The world’s food import bill is projected to reach $1.94 trillion this year, up 10% year-on-year and higher than previously expected, the FAO said.

It noted that low income countries’ food import volumes are seen shrinking 10% as their food import bill for the year remains almost unchanged, pointing to growing accessibility issues.

In terms of agricultural inputs like fertilisers, which require a lot of energy to produce, the FAO said global import costs are set to rise nearly 50% this year to $424 billion, forcing some countries to buy and use less.

This will inevitably lead to lower productivity, lower domestic food availability and “negative repercussions for global agricultural output and food security” in 2023, it said.

Looking to the 2022/23 season, the agency sees wheat production jumping 0.6% year-on-year to hit a record 784 million tonnes, but notes increases are expected mostly in China and Russia, leaving inventories down 8% in the rest of the world.

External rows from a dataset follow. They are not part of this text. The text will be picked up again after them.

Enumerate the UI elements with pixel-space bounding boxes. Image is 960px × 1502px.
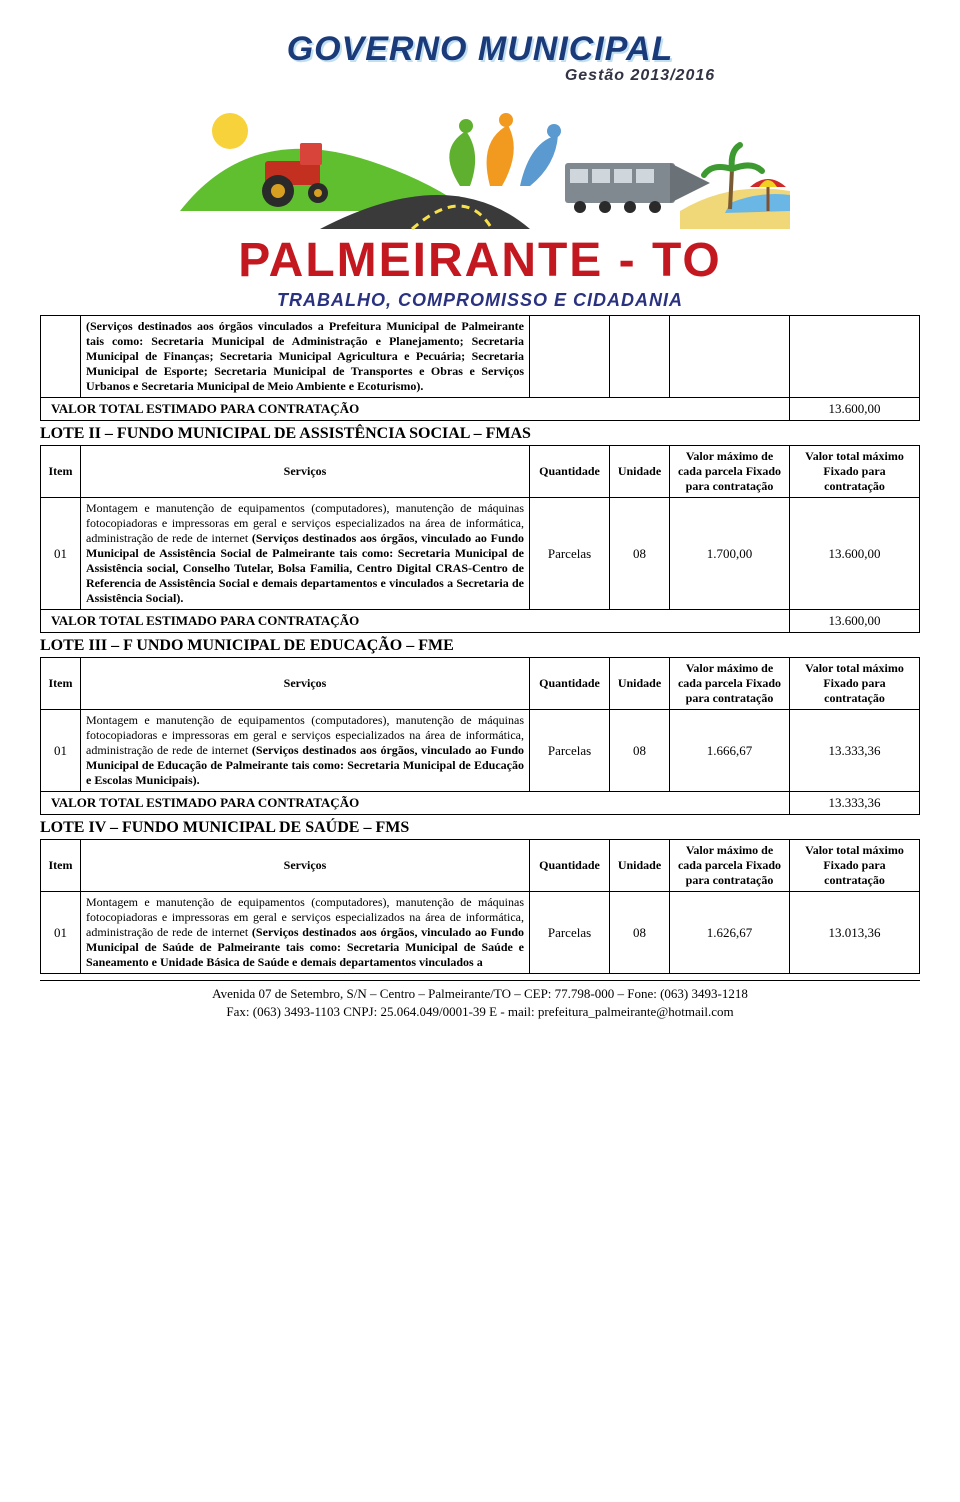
municipio-title: PALMEIRANTE - TO: [40, 233, 920, 288]
table-row: 01 Montagem e manutenção de equipamentos…: [41, 892, 920, 974]
lote1-serv-bold: (Serviços destinados aos órgãos vinculad…: [86, 319, 524, 393]
hdr-qtd: Quantidade: [530, 446, 610, 498]
cell-unid: 08: [610, 498, 670, 610]
lote1-total-value: 13.600,00: [790, 398, 920, 421]
hdr-serv: Serviços: [81, 658, 530, 710]
lote4-table: Item Serviços Quantidade Unidade Valor m…: [40, 839, 920, 974]
hdr-unid: Unidade: [610, 658, 670, 710]
cell-val1: 1.666,67: [670, 710, 790, 792]
table-header-row: Item Serviços Quantidade Unidade Valor m…: [41, 840, 920, 892]
lote3-total-label: VALOR TOTAL ESTIMADO PARA CONTRATAÇÃO: [41, 792, 790, 815]
table-row: 01 Montagem e manutenção de equipamentos…: [41, 710, 920, 792]
gov-title: GOVERNO MUNICIPAL: [40, 30, 920, 69]
hdr-serv: Serviços: [81, 840, 530, 892]
hdr-item: Item: [41, 446, 81, 498]
lote3-title: LOTE III – F UNDO MUNICIPAL DE EDUCAÇÃO …: [40, 635, 920, 657]
hdr-val1: Valor máximo de cada parcela Fixado para…: [670, 446, 790, 498]
lote2-total-label: VALOR TOTAL ESTIMADO PARA CONTRATAÇÃO: [41, 610, 790, 633]
slogan: TRABALHO, COMPROMISSO E CIDADANIA: [40, 290, 920, 311]
cell-item: 01: [41, 498, 81, 610]
hdr-qtd: Quantidade: [530, 658, 610, 710]
cell-serv: Montagem e manutenção de equipamentos (c…: [81, 892, 530, 974]
hdr-qtd: Quantidade: [530, 840, 610, 892]
cell-serv: Montagem e manutenção de equipamentos (c…: [81, 498, 530, 610]
lote2-title: LOTE II – FUNDO MUNICIPAL DE ASSISTÊNCIA…: [40, 423, 920, 445]
hdr-unid: Unidade: [610, 840, 670, 892]
cell-unid: 08: [610, 892, 670, 974]
cell-val2: 13.333,36: [790, 710, 920, 792]
lote2-table: Item Serviços Quantidade Unidade Valor m…: [40, 445, 920, 633]
cell-val2: 13.600,00: [790, 498, 920, 610]
header-banner: GOVERNO MUNICIPAL Gestão 2013/2016: [40, 30, 920, 311]
hdr-serv: Serviços: [81, 446, 530, 498]
gestao-subtitle: Gestão 2013/2016: [360, 67, 920, 85]
cell-item: 01: [41, 710, 81, 792]
hdr-item: Item: [41, 658, 81, 710]
cell-val1: 1.626,67: [670, 892, 790, 974]
cell-qtd: Parcelas: [530, 710, 610, 792]
table-header-row: Item Serviços Quantidade Unidade Valor m…: [41, 658, 920, 710]
cell-serv: Montagem e manutenção de equipamentos (c…: [81, 710, 530, 792]
cell-unid: 08: [610, 710, 670, 792]
table-header-row: Item Serviços Quantidade Unidade Valor m…: [41, 446, 920, 498]
footer: Avenida 07 de Setembro, S/N – Centro – P…: [40, 985, 920, 1020]
cell-qtd: Parcelas: [530, 498, 610, 610]
lote3-total-row: VALOR TOTAL ESTIMADO PARA CONTRATAÇÃO 13…: [41, 792, 920, 815]
footer-line-1: Avenida 07 de Setembro, S/N – Centro – P…: [40, 985, 920, 1003]
cell-val1: 1.700,00: [670, 498, 790, 610]
lote1-total-label: VALOR TOTAL ESTIMADO PARA CONTRATAÇÃO: [41, 398, 790, 421]
lote1-total-row: VALOR TOTAL ESTIMADO PARA CONTRATAÇÃO 13…: [41, 398, 920, 421]
hdr-val1: Valor máximo de cada parcela Fixado para…: [670, 840, 790, 892]
lote3-total-value: 13.333,36: [790, 792, 920, 815]
cell-item: 01: [41, 892, 81, 974]
hdr-item: Item: [41, 840, 81, 892]
hdr-val2: Valor total máximo Fixado para contrataç…: [790, 446, 920, 498]
cell-val2: 13.013,36: [790, 892, 920, 974]
lote3-table: Item Serviços Quantidade Unidade Valor m…: [40, 657, 920, 815]
table-row: 01 Montagem e manutenção de equipamentos…: [41, 498, 920, 610]
hdr-val2: Valor total máximo Fixado para contrataç…: [790, 658, 920, 710]
cell-qtd: Parcelas: [530, 892, 610, 974]
footer-divider: [40, 980, 920, 981]
footer-line-2: Fax: (063) 3493-1103 CNPJ: 25.064.049/00…: [40, 1003, 920, 1021]
banner-illustration: [170, 91, 790, 231]
lote4-title: LOTE IV – FUNDO MUNICIPAL DE SAÚDE – FMS: [40, 817, 920, 839]
lote2-total-row: VALOR TOTAL ESTIMADO PARA CONTRATAÇÃO 13…: [41, 610, 920, 633]
lote1-tail-table: (Serviços destinados aos órgãos vinculad…: [40, 315, 920, 421]
lote2-total-value: 13.600,00: [790, 610, 920, 633]
hdr-val1: Valor máximo de cada parcela Fixado para…: [670, 658, 790, 710]
hdr-val2: Valor total máximo Fixado para contrataç…: [790, 840, 920, 892]
table-row: (Serviços destinados aos órgãos vinculad…: [41, 316, 920, 398]
hdr-unid: Unidade: [610, 446, 670, 498]
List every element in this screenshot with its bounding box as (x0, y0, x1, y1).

Production of coarse grains like corn, barley and sorghum is meanwhile seen falling 2.8% in the season.

On the plus side, however, the FAO said oilseeds output is seen rebounding 4.2% to hit an all time high, sugar output is seen rising 2.6%, while rice output is expected to remain at overall average levels thanks to resilient plantings in Asia and recovering output in Africa.

That’s all, thank you.

We wish you a good day and a good weekend.